Living from paycheck to paycheck is a common struggle for many Americans. This financial situation not only makes it difficult to save for future goals, but it also increases the risk of accumulating debt and losing money to fees and interest charges. If you find yourself in this position, it’s crucial to identify and correct any poor money habits that may be keeping you poor. In a June 2023 YouTube video, financial advisor turned social media influencer Humphrey Yang shared 11 money habits that can hinder your financial progress and provided alternative strategies to improve your financial health.
1. Buying Things for Status
One common money habit that keeps people poor is the desire to buy expensive items solely for the purpose of showcasing wealth or status. Yang advised against purchasing costly items that drain your budget and leave you with unnecessary financial burdens. For example, buying a luxury car as a status symbol may lead to a hefty monthly car payment. Instead, consider opting for a more practical and affordable vehicle that still fulfills your transportation needs.
2. Trying to Financially Keep Up With Friends
It’s not uncommon to feel pressured to keep up with friends who have higher incomes and extravagant tastes.

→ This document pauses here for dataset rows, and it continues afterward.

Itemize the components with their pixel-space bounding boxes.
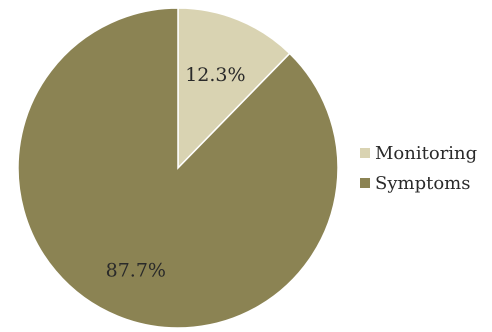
legend-swatch-monitoring (360, 148, 370, 158)
pie-slice-symptoms (17, 7, 339, 329)
pie-slices (17, 7, 339, 329)
legend-swatch-symptoms (360, 178, 370, 188)
legend: Monitoring Symptoms (360, 143, 477, 194)
slice-labels: 12.3% 87.7% (106, 64, 246, 282)
pie-slice-monitoring (177, 7, 291, 170)
slice-label-symptoms: 87.7% (106, 260, 166, 282)
legend-label-symptoms: Symptoms (375, 173, 470, 194)
legend-label-monitoring: Monitoring (375, 143, 477, 164)
slice-label-monitoring: 12.3% (185, 64, 245, 86)
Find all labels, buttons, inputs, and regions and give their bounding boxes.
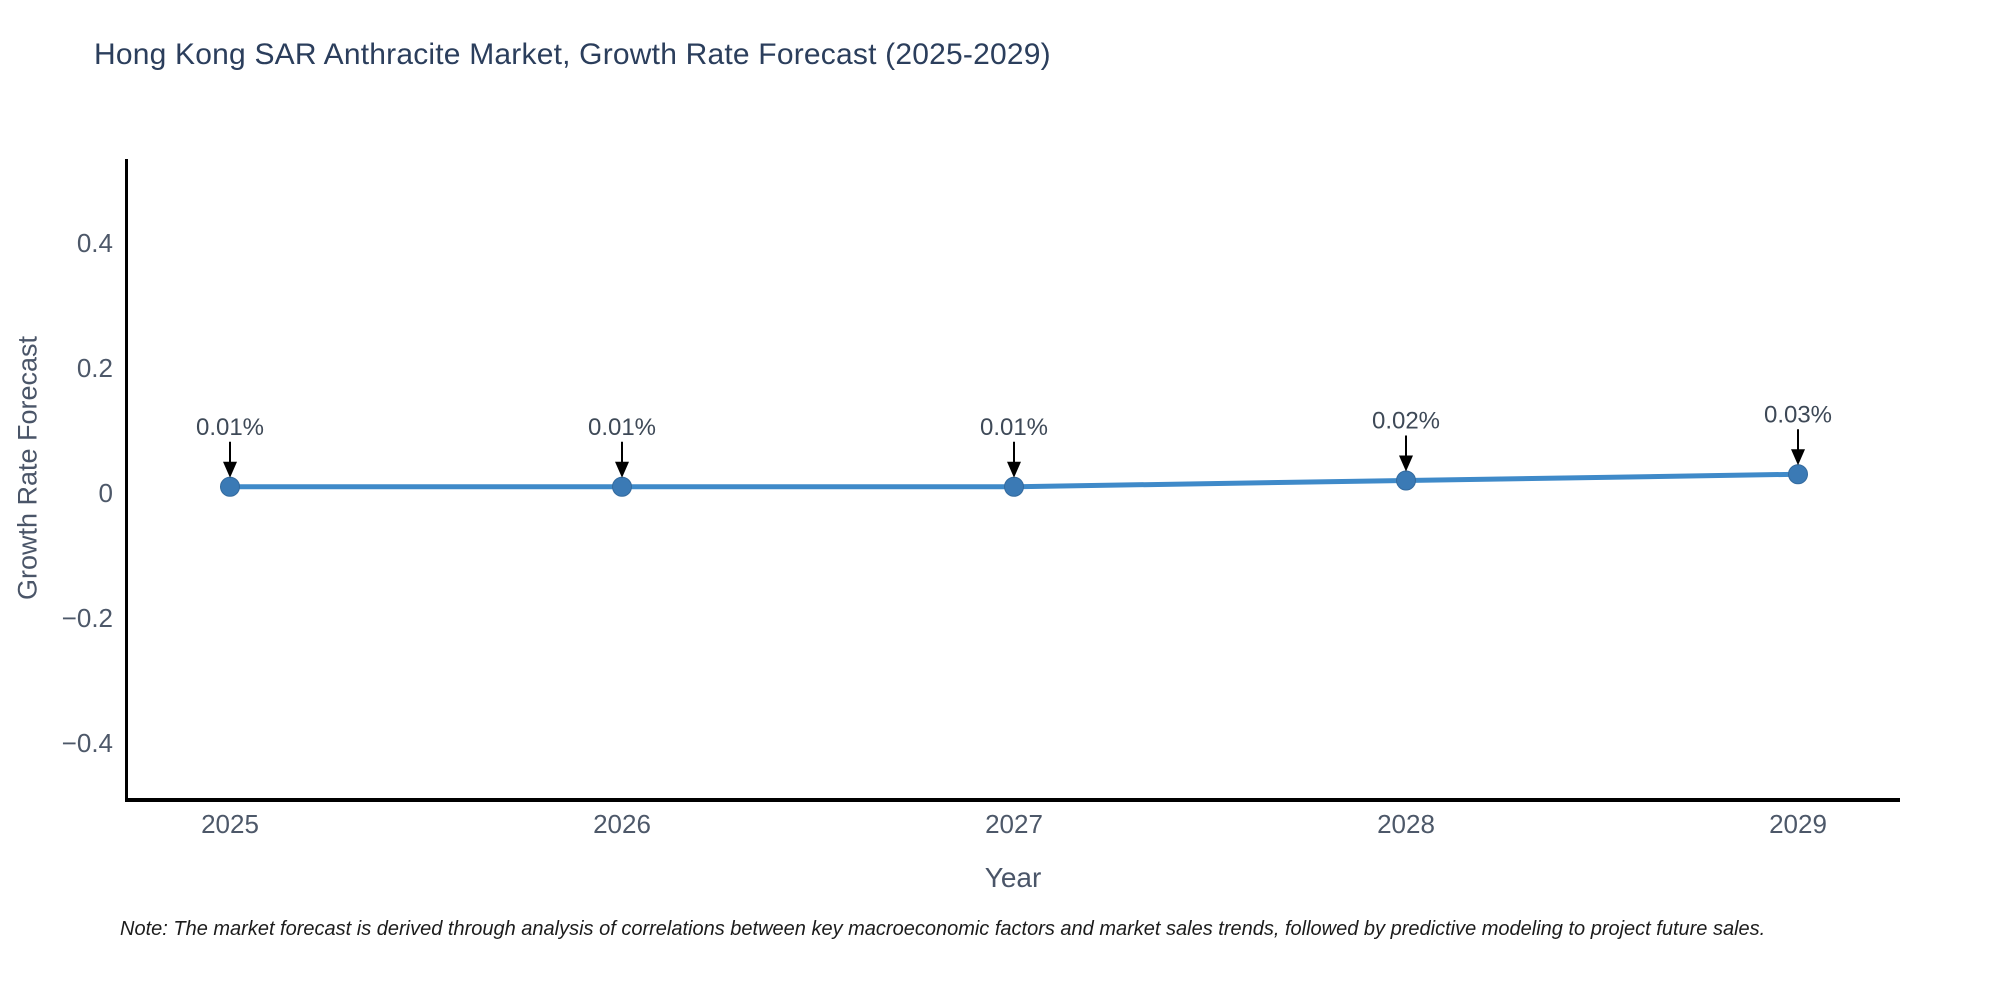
annotation-arrowhead [1007,461,1021,478]
y-tick-label: 0.2 [77,353,113,383]
footnote: Note: The market forecast is derived thr… [120,918,1766,940]
x-tick-label: 2025 [201,809,259,839]
annotation-arrowhead [615,461,629,478]
x-axis-title: Year [984,862,1042,893]
annotation-arrowhead [1399,455,1413,472]
annotation-arrowhead [223,461,237,478]
data-point-marker [1004,476,1024,497]
data-label: 0.01% [588,414,656,441]
data-label: 0.03% [1764,401,1832,428]
x-tick-label: 2026 [593,809,651,839]
data-label: 0.02% [1372,408,1440,435]
data-point-marker [612,476,632,497]
y-tick-label: 0 [99,478,113,508]
data-point-marker [1788,464,1808,485]
x-tick-label: 2027 [985,809,1043,839]
data-label: 0.01% [980,414,1048,441]
x-tick-label: 2028 [1377,809,1435,839]
data-point-marker [220,476,240,497]
chart-title: Hong Kong SAR Anthracite Market, Growth … [94,38,1051,71]
x-tick-label: 2029 [1769,809,1827,839]
y-tick-label: −0.4 [62,728,113,758]
data-label: 0.01% [196,414,264,441]
data-point-marker [1396,470,1416,491]
y-tick-label: 0.4 [77,228,113,258]
annotation-arrowhead [1791,449,1805,466]
y-tick-label: −0.2 [62,603,113,633]
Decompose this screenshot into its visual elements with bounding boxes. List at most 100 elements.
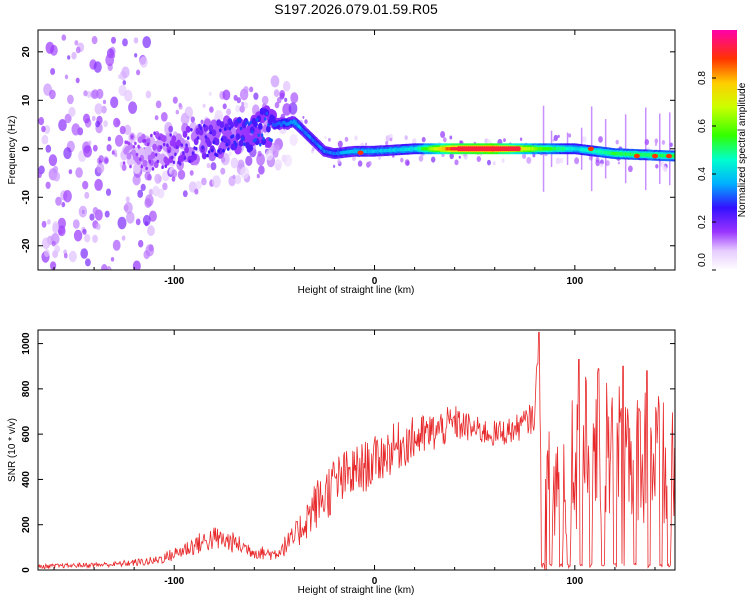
noise-blob bbox=[43, 125, 51, 134]
noise-blob bbox=[102, 99, 107, 105]
noise-blob bbox=[354, 135, 358, 141]
noise-blob bbox=[288, 102, 298, 115]
ridge-blob bbox=[672, 154, 675, 158]
ridge-blob bbox=[231, 134, 235, 138]
noise-blob bbox=[96, 162, 105, 174]
ridge-blob bbox=[253, 120, 258, 128]
ridge-blob bbox=[159, 145, 163, 149]
ridge-blob bbox=[186, 136, 190, 140]
ridge-blob bbox=[270, 138, 273, 143]
y-tick-label: -10 bbox=[21, 190, 32, 205]
noise-blob bbox=[352, 155, 356, 162]
noise-blob bbox=[144, 171, 151, 181]
noise-blob bbox=[220, 167, 226, 175]
noise-blob bbox=[90, 90, 97, 99]
colorbar-ticks: 0.0 0.2 0.4 0.6 0.8 bbox=[697, 71, 716, 271]
noise-blob bbox=[669, 142, 673, 147]
ridge-blob bbox=[239, 126, 243, 131]
noise-blob bbox=[206, 162, 211, 169]
ridge-blob bbox=[151, 167, 155, 171]
colorbar-label: Normalized spectral amplitude bbox=[737, 82, 748, 217]
noise-blob bbox=[290, 92, 299, 104]
ridge-blob bbox=[166, 143, 169, 147]
noise-blob bbox=[41, 237, 51, 250]
noise-blob bbox=[118, 74, 122, 79]
ridge-blob bbox=[211, 129, 217, 137]
noise-blob bbox=[155, 100, 162, 109]
noise-blob bbox=[137, 189, 144, 198]
colorbar-tick-label: 0.8 bbox=[697, 71, 708, 85]
noise-blob bbox=[139, 56, 148, 68]
colorbar-tick-label: 0.4 bbox=[697, 167, 708, 181]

However, Yang cautioned against succumbing to this temptation and spending beyond your means. He shared a personal experience of going to expensive restaurants with a financially well-off friend and spending a significant amount of money on meals, despite earning less. Instead, focus on your own financial situation and make spending decisions that align with your budget and goals.
3. Using Buy Now, Pay Later Plans
Many online retailers offer tempting “buy now, pay later” options through providers like Affirm or Afterpay. These plans allow you to split your purchase into convenient installments without paying interest upfront. However, Yang warned against using these plans due to the possibility of high late fees. He advised only buying items you can afford to pay for at the time of purchase, avoiding unnecessary debt obligations.
4. Not Saving Cash for the Future
Building and maintaining a savings account is essential for avoiding the paycheck-to-paycheck cycle. Yang stressed the importance of planning and offered several tips to save effectively. Automating transfers from your paycheck to a savings account can ensure consistent savings. Additionally, closely monitoring your bank and credit card statements enables you to identify expenses that can be cut back, allowing you to allocate more towards savings.
5. Buying Things on Impulse
Impulse buying, especially on credit cards, can quickly drain your finances and hinder your ability to save. Yang emphasized the pitfalls of purchasing items on a whim, particularly when they are for your loved ones. Instead of giving in to impulse purchases, practice mindful spending and limit unplanned expenses.
6. Making Only Minimum Credit Card Payments
Paying only the minimum amount due on your credit card each month can lead to a dangerous cycle of debt. Yang warned against falling into this “debt spiral” where the accumulated debt and interest surpass your income. He recommended prioritizing paying off credit cards with high-interest rates, typically 18% or higher, before considering investments.
7. Choosing Low Price Over Value
While being cost-conscious can be advantageous, solely relying on the cheapest option may not always yield the best outcome. Yang shared a personal example of choosing a mechanic who charged significantly less for a car repair, only to discover that the repair was subpar. He advised considering the long-term value and potential cost savings of opting for better quality services or products.
8. Keeping Unnecessary Subscriptions
Forgetting about or rarely using subscriptions can result in wasted money each month, particularly when free trials are involved. Yang recommended periodically reviewing your credit card statements to identify subscriptions that can be canceled. Utilizing apps like Trim and Hiatus can help you track and assess your subscriptions to find opportunities for cost reduction.
9. Failing to Track Your Expenses
Lack of awareness about where your money goes can perpetuate poor money habits. Yang emphasized the benefits of tracking expenses, including gaining insight into your spending patterns, promoting consistency, and improving overall money management skills. Several budgeting apps are available that automatically sync with your accounts, making expense tracking more convenient.
10. Waiting Too Long to Invest Money
While it’s essential to prioritize debt repayment and meeting basic needs, delaying investments for too long can hinder wealth accumulation. Yang advised consistently contributing a portion of your income to brokerage and retirement accounts as early as possible. Over time, the power of compounding returns can significantly grow your investments.
11. Not Considering Tax Benefits
Minimizing taxes is a crucial aspect of building wealth and should not be ignored. Yang suggested leveraging tax-advantaged retirement accounts, such as IRAs or 401(k)s, as well as health savings accounts (HSAs) if eligible. Additionally, taking advantage of deductions like the mortgage interest deduction and utilizing education savings plans, such as 529 plans, for your children’s college expenses can provide valuable tax benefits. Seeking guidance from financial advisors, accountants, or tax professionals can help maximize these strategies.
In conclusion, identifying and rectifying poor money habits is essential for improving your financial situation. By avoiding unnecessary expenses, prioritizing saving, and making informed financial decisions, you can take control of your finances and work towards achieving your goals.